Study finds major disparities in access to genetic testing for Black and low-income patients

Black and low-income patients are significantly under-represented in genetics clinics, according to a study by researchers at the Perelman School of Medicine at the University of Pennsylvania and Massachusetts General Hospital. The analysis found that these groups access genetic services at rates half or less than those of White patients or individuals from wealthier neighborhoods.

The research, published in the American Journal of Human Genetics, examined records from over 14,000 adult patients seen in genetics clinics at both the University of Pennsylvania Health System and Mass General Brigham over five years. The focus was on germline genetic testing, which can identify inherited variants linked to hereditary cancers and other diseases.

“These findings indicate that minorities or lower-income patients are not hesitant about genetic testing, they simply haven’t been informed about the option to receive it,” said Theodore G. Drivas, MD, PhD, assistant professor of Translational Medicine and Human Genetics at Penn.

Once Black patients or those from socioeconomically disadvantaged neighborhoods were evaluated for genetic testing, disparities shifted: Black patients were more likely to have tests ordered, and lower-income patients were more likely to receive definitive results that could guide treatment.

“This work shows that when patients from underrepresented communities access genetics services, they not only accept testing at higher rates but often uncover critical answers,” said Latrice Landry, PhD, instructor of Genetics at Penn and co-author of the study.

Researchers identified a major barrier at the referral stage. “The real bottleneck is likely at the referral stage; systemic barriers in primary care, such as knowledge gaps, clinic hours, and referral patterns, are preventing patients who stand to benefit the most from ever reaching our door,” Drivas said.

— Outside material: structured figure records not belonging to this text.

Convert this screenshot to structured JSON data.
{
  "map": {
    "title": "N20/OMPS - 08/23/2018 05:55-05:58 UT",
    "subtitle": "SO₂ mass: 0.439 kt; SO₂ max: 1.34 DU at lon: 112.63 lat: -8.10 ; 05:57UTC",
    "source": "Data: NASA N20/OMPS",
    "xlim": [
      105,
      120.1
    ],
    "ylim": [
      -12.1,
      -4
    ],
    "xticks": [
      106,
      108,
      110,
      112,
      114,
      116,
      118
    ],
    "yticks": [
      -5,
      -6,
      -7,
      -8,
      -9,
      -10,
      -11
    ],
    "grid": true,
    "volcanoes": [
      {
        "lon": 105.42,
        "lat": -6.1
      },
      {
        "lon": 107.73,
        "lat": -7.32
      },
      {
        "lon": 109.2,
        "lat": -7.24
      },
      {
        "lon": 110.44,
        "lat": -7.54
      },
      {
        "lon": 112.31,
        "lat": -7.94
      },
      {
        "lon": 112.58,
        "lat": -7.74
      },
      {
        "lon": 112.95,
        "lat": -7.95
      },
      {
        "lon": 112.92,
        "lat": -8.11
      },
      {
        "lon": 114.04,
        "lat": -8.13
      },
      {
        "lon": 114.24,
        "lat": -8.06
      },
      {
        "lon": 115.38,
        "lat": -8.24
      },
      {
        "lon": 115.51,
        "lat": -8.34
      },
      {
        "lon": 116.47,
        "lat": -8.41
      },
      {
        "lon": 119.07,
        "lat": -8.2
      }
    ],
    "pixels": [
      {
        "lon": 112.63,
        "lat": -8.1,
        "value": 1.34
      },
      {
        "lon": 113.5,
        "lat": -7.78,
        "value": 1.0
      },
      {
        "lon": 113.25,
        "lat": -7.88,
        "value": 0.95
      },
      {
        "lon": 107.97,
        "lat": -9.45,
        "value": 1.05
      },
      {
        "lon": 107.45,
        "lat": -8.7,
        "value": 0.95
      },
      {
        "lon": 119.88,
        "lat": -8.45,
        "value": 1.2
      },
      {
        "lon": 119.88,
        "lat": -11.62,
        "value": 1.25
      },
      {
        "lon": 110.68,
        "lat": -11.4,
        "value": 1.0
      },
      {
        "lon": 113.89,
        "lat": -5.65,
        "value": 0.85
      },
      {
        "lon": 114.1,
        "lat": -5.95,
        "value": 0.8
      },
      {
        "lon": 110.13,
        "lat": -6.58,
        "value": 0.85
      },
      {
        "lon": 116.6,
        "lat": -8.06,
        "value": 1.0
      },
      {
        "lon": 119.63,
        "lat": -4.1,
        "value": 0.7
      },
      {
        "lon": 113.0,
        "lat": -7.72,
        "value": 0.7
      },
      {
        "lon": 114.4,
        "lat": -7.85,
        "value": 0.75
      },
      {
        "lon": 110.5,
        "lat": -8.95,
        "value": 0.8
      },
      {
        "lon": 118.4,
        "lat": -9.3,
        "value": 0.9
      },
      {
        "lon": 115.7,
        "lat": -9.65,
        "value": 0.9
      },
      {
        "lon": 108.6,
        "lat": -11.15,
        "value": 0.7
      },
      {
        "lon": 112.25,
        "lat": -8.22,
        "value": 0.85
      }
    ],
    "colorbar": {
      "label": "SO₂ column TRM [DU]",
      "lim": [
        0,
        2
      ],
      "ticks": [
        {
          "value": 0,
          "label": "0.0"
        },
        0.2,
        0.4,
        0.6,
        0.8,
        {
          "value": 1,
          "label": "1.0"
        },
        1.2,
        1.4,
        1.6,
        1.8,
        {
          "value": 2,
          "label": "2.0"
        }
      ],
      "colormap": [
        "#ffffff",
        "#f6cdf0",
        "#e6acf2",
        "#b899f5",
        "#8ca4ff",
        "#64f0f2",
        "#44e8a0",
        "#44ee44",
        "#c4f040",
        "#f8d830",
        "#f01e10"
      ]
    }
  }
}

The absence of national guidelines for genetic testing contributes to these gaps. Without clear recommendations for referrals or coverage requirements by insurers outside certain areas like cancer genetics—where coordinated efforts have reduced racial disparities—many eligible patients do not get tested.

To address these issues, the study suggests interventions such as electronic health record prompts for referrals, embedding genetic counselors in primary care settings, offering virtual counseling options (as has been done successfully in cancer genetics), expanding workforce training and diversity among specialists.

“The findings have urgent implications as genetic testing becomes central to routine care,” Landry said. “We owe it to all patients to build equitable systems — through better education, virtual care, and policy changes— so that precision medicine truly benefits everyone.”